Top Republicans have taken aim at President Joe Biden's proposals on immigration reform, which includes proposed legislation and a flurry of executive orders.
Sen. Ted Cruz (R-Texas) said Biden's actions "encourage illegal immigration at the expense of American jobs and workers" and House Minority Leader Kevin McCarthy (R-Calif.) called them an "affront to the rule of law."
Biden also signed an executive order revising civil immigration enforcement policies and priorities, revoking Trump's 2017 executive order, Enhancing Public Safety in the Interior of the United States.
Biden's order directs relevant agencies to review enforcement procedures and issue new guidance that accords with the stated values and priorities of safeguarding "the dignity and well-being of all families and communities" and addressing the humanitarian challenges at the southern border while ensuring security.
The president has also sent a new draft bill to Congress titled the U.S. Citizenship Act of 2021, with three core target areas: prioritizing smart border controls, addressing the root causes of migration, and enhancing pathways to citizenship, including for the 11 million immigrants now in the country illegally.
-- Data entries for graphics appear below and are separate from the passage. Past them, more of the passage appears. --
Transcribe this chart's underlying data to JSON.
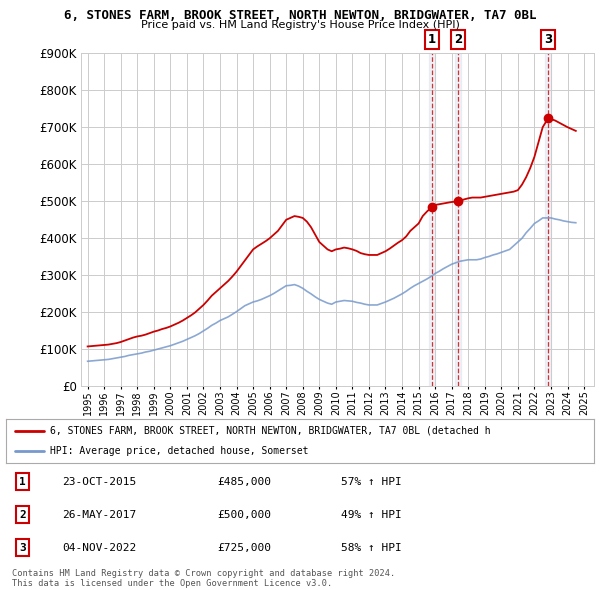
{
  "title": "6, STONES FARM, BROOK STREET, NORTH NEWTON, BRIDGWATER, TA7 0BL",
  "subtitle": "Price paid vs. HM Land Registry's House Price Index (HPI)",
  "ytick_values": [
    0,
    100000,
    200000,
    300000,
    400000,
    500000,
    600000,
    700000,
    800000,
    900000
  ],
  "ylim": [
    0,
    900000
  ],
  "xlim_start": 1994.6,
  "xlim_end": 2025.6,
  "background_color": "#ffffff",
  "grid_color": "#cccccc",
  "red_line_color": "#cc0000",
  "blue_line_color": "#7799cc",
  "transactions": [
    {
      "date_num": 2015.81,
      "price": 485000,
      "label": "1"
    },
    {
      "date_num": 2017.4,
      "price": 500000,
      "label": "2"
    },
    {
      "date_num": 2022.84,
      "price": 725000,
      "label": "3"
    }
  ],
  "transaction_dates": [
    "23-OCT-2015",
    "26-MAY-2017",
    "04-NOV-2022"
  ],
  "transaction_prices": [
    "£485,000",
    "£500,000",
    "£725,000"
  ],
  "transaction_pcts": [
    "57% ↑ HPI",
    "49% ↑ HPI",
    "58% ↑ HPI"
  ],
  "legend_red_label": "6, STONES FARM, BROOK STREET, NORTH NEWTON, BRIDGWATER, TA7 0BL (detached h",
  "legend_blue_label": "HPI: Average price, detached house, Somerset",
  "footer1": "Contains HM Land Registry data © Crown copyright and database right 2024.",
  "footer2": "This data is licensed under the Open Government Licence v3.0.",
  "red_line_x": [
    1995.0,
    1995.25,
    1995.5,
    1995.75,
    1996.0,
    1996.25,
    1996.5,
    1996.75,
    1997.0,
    1997.25,
    1997.5,
    1997.75,
    1998.0,
    1998.25,
    1998.5,
    1998.75,
    1999.0,
    1999.25,
    1999.5,
    1999.75,
    2000.0,
    2000.25,
    2000.5,
    2000.75,
    2001.0,
    2001.25,
    2001.5,
    2001.75,
    2002.0,
    2002.25,
    2002.5,
    2002.75,
    2003.0,
    2003.25,
    2003.5,
    2003.75,
    2004.0,
    2004.25,
    2004.5,
    2004.75,
    2005.0,
    2005.25,
    2005.5,
    2005.75,
    2006.0,
    2006.25,
    2006.5,
    2006.75,
    2007.0,
    2007.25,
    2007.5,
    2007.75,
    2008.0,
    2008.25,
    2008.5,
    2008.75,
    2009.0,
    2009.25,
    2009.5,
    2009.75,
    2010.0,
    2010.25,
    2010.5,
    2010.75,
    2011.0,
    2011.25,
    2011.5,
    2011.75,
    2012.0,
    2012.25,
    2012.5,
    2012.75,
    2013.0,
    2013.25,
    2013.5,
    2013.75,
    2014.0,
    2014.25,
    2014.5,
    2014.75,
    2015.0,
    2015.25,
    2015.5,
    2015.81,
    2016.0,
    2016.25,
    2016.5,
    2016.75,
    2017.0,
    2017.4,
    2017.75,
    2018.0,
    2018.25,
    2018.5,
    2018.75,
    2019.0,
    2019.25,
    2019.5,
    2019.75,
    2020.0,
    2020.25,
    2020.5,
    2020.75,
    2021.0,
    2021.25,
    2021.5,
    2021.75,
    2022.0,
    2022.25,
    2022.5,
    2022.84,
    2023.0,
    2023.25,
    2023.5,
    2023.75,
    2024.0,
    2024.25,
    2024.5
  ],
  "red_line_y": [
    108000,
    109000,
    110000,
    111000,
    112000,
    113000,
    115000,
    117000,
    120000,
    124000,
    128000,
    132000,
    135000,
    137000,
    140000,
    144000,
    148000,
    151000,
    155000,
    158000,
    162000,
    167000,
    172000,
    178000,
    185000,
    192000,
    200000,
    210000,
    220000,
    232000,
    245000,
    255000,
    265000,
    275000,
    285000,
    297000,
    310000,
    325000,
    340000,
    355000,
    370000,
    378000,
    385000,
    392000,
    400000,
    410000,
    420000,
    435000,
    450000,
    455000,
    460000,
    458000,
    455000,
    445000,
    430000,
    410000,
    390000,
    380000,
    370000,
    365000,
    370000,
    372000,
    375000,
    373000,
    370000,
    366000,
    360000,
    357000,
    355000,
    355000,
    355000,
    360000,
    365000,
    372000,
    380000,
    388000,
    395000,
    405000,
    420000,
    430000,
    440000,
    460000,
    472000,
    485000,
    490000,
    492000,
    494000,
    496000,
    498000,
    500000,
    505000,
    508000,
    510000,
    510000,
    510000,
    512000,
    514000,
    516000,
    518000,
    520000,
    522000,
    524000,
    526000,
    530000,
    545000,
    565000,
    590000,
    620000,
    660000,
    700000,
    725000,
    722000,
    718000,
    712000,
    706000,
    700000,
    695000,
    690000
  ],
  "blue_line_x": [
    1995.0,
    1995.25,
    1995.5,
    1995.75,
    1996.0,
    1996.25,
    1996.5,
    1996.75,
    1997.0,
    1997.25,
    1997.5,
    1997.75,
    1998.0,
    1998.25,
    1998.5,
    1998.75,
    1999.0,
    1999.25,
    1999.5,
    1999.75,
    2000.0,
    2000.25,
    2000.5,
    2000.75,
    2001.0,
    2001.25,
    2001.5,
    2001.75,
    2002.0,
    2002.25,
    2002.5,
    2002.75,
    2003.0,
    2003.25,
    2003.5,
    2003.75,
    2004.0,
    2004.25,
    2004.5,
    2004.75,
    2005.0,
    2005.25,
    2005.5,
    2005.75,
    2006.0,
    2006.25,
    2006.5,
    2006.75,
    2007.0,
    2007.25,
    2007.5,
    2007.75,
    2008.0,
    2008.25,
    2008.5,
    2008.75,
    2009.0,
    2009.25,
    2009.5,
    2009.75,
    2010.0,
    2010.25,
    2010.5,
    2010.75,
    2011.0,
    2011.25,
    2011.5,
    2011.75,
    2012.0,
    2012.25,
    2012.5,
    2012.75,
    2013.0,
    2013.25,
    2013.5,
    2013.75,
    2014.0,
    2014.25,
    2014.5,
    2014.75,
    2015.0,
    2015.25,
    2015.5,
    2015.75,
    2016.0,
    2016.25,
    2016.5,
    2016.75,
    2017.0,
    2017.25,
    2017.5,
    2017.75,
    2018.0,
    2018.25,
    2018.5,
    2018.75,
    2019.0,
    2019.25,
    2019.5,
    2019.75,
    2020.0,
    2020.25,
    2020.5,
    2020.75,
    2021.0,
    2021.25,
    2021.5,
    2021.75,
    2022.0,
    2022.25,
    2022.5,
    2022.75,
    2023.0,
    2023.25,
    2023.5,
    2023.75,
    2024.0,
    2024.25,
    2024.5
  ],
  "blue_line_y": [
    68000,
    69000,
    70000,
    71000,
    72000,
    73000,
    75000,
    77000,
    79000,
    81000,
    84000,
    86000,
    88000,
    90000,
    93000,
    95000,
    98000,
    101000,
    104000,
    107000,
    110000,
    114000,
    118000,
    122000,
    127000,
    132000,
    137000,
    143000,
    150000,
    157000,
    165000,
    171000,
    178000,
    183000,
    188000,
    195000,
    202000,
    210000,
    218000,
    223000,
    228000,
    231000,
    235000,
    240000,
    245000,
    251000,
    258000,
    265000,
    272000,
    273000,
    275000,
    271000,
    265000,
    257000,
    250000,
    242000,
    235000,
    230000,
    225000,
    222000,
    228000,
    230000,
    232000,
    231000,
    230000,
    227000,
    225000,
    222000,
    220000,
    220000,
    220000,
    224000,
    228000,
    233000,
    238000,
    244000,
    250000,
    257000,
    265000,
    272000,
    278000,
    284000,
    290000,
    297000,
    305000,
    311000,
    318000,
    324000,
    330000,
    334000,
    338000,
    340000,
    342000,
    342000,
    342000,
    344000,
    348000,
    351000,
    355000,
    358000,
    362000,
    366000,
    370000,
    380000,
    390000,
    400000,
    415000,
    427000,
    440000,
    447000,
    455000,
    455000,
    455000,
    452000,
    450000,
    447000,
    445000,
    443000,
    442000
  ]
}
Cruz, in a Jan. 20 statement, criticized Biden's immigration thrust.
"It is deeply troubling that most of Joe Biden's first acts as president were to protect illegal immigrants and encourage illegal immigration at the expense of American jobs and workers," he stated. "Not only has he chosen to halt construction of a wall on America's southern border and to continue Barack Obama's illegal executive amnesty by preserving the Deferred Action for Childhood Arrivals (DACA) program, but he is promoting open-borders legislation that would gift citizenship to over 11 million illegal immigrants, roll back immigration enforcement, and promote and increase foreign labor at a time when many Americans desperately need work.
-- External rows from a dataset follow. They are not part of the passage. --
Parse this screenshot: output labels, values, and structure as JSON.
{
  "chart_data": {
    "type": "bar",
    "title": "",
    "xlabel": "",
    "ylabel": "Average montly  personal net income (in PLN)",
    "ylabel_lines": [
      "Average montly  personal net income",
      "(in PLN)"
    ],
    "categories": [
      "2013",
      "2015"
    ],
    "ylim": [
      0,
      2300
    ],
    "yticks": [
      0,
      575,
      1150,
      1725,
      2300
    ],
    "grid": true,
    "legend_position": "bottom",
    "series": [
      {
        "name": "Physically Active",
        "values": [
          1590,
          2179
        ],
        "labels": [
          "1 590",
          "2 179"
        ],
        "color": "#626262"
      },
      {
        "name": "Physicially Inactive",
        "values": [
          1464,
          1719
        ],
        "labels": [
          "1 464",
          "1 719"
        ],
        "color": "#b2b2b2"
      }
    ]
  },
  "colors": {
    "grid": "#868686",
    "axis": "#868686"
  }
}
"These actions illustrate that today's Democratic Party puts people here illegally—or attempting to come here illegally—before American workers."
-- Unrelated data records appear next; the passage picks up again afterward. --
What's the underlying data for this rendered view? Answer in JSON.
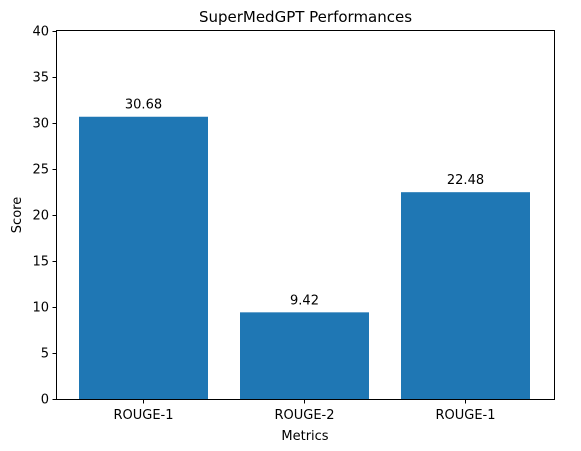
{
  "chart_data": {
    "type": "bar",
    "title": "SuperMedGPT Performances",
    "xlabel": "Metrics",
    "ylabel": "Score",
    "categories": [
      "ROUGE-1",
      "ROUGE-2",
      "ROUGE-1"
    ],
    "values": [
      30.68,
      9.42,
      22.48
    ],
    "value_labels": [
      "30.68",
      "9.42",
      "22.48"
    ],
    "ylim": [
      0,
      40
    ],
    "yticks": [
      0,
      5,
      10,
      15,
      20,
      25,
      30,
      35,
      40
    ],
    "bar_color": "#1f77b4",
    "grid": false,
    "legend": "none"
  }
}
Noting that there are still nearly 11 million unemployed U.S. citizens, McCarthy said that "pushing a bill that grants citizenship to 11 million people living in the country illegally is an affront to the rule of law and will divert focus away from helping American citizens who want to go back to work."
He argued that Biden's proposal also encourages more illegal immigration, "which further detracts resources and energy away from the needs of American citizens." McCarthy lamented the fact that Biden's plan doesn't include any additional funds for physical barriers and other infrastructure to protect the southern border.
"This problem is worsened by President Biden’s irresponsible executive order to halt wall construction along the southern border," McCarthy said, adding that he expects other Republicans to come out in opposition to Biden's plans on immigration.
White House press secretary Jen Psaki defended the draft bill at her first briefing in the role, saying that the act modernizes the immigration system and provides "hardworking people who have enriched our communities and lived here for decades an opportunity to earn citizenship."
"The president’s priority reflected in the bill are [sic] to responsibly manage the border, keep families together, grow our economy, address the root causes of migration from Central America, and ensure that America can remain a refuge for those fleeing prosecution," Psaki said.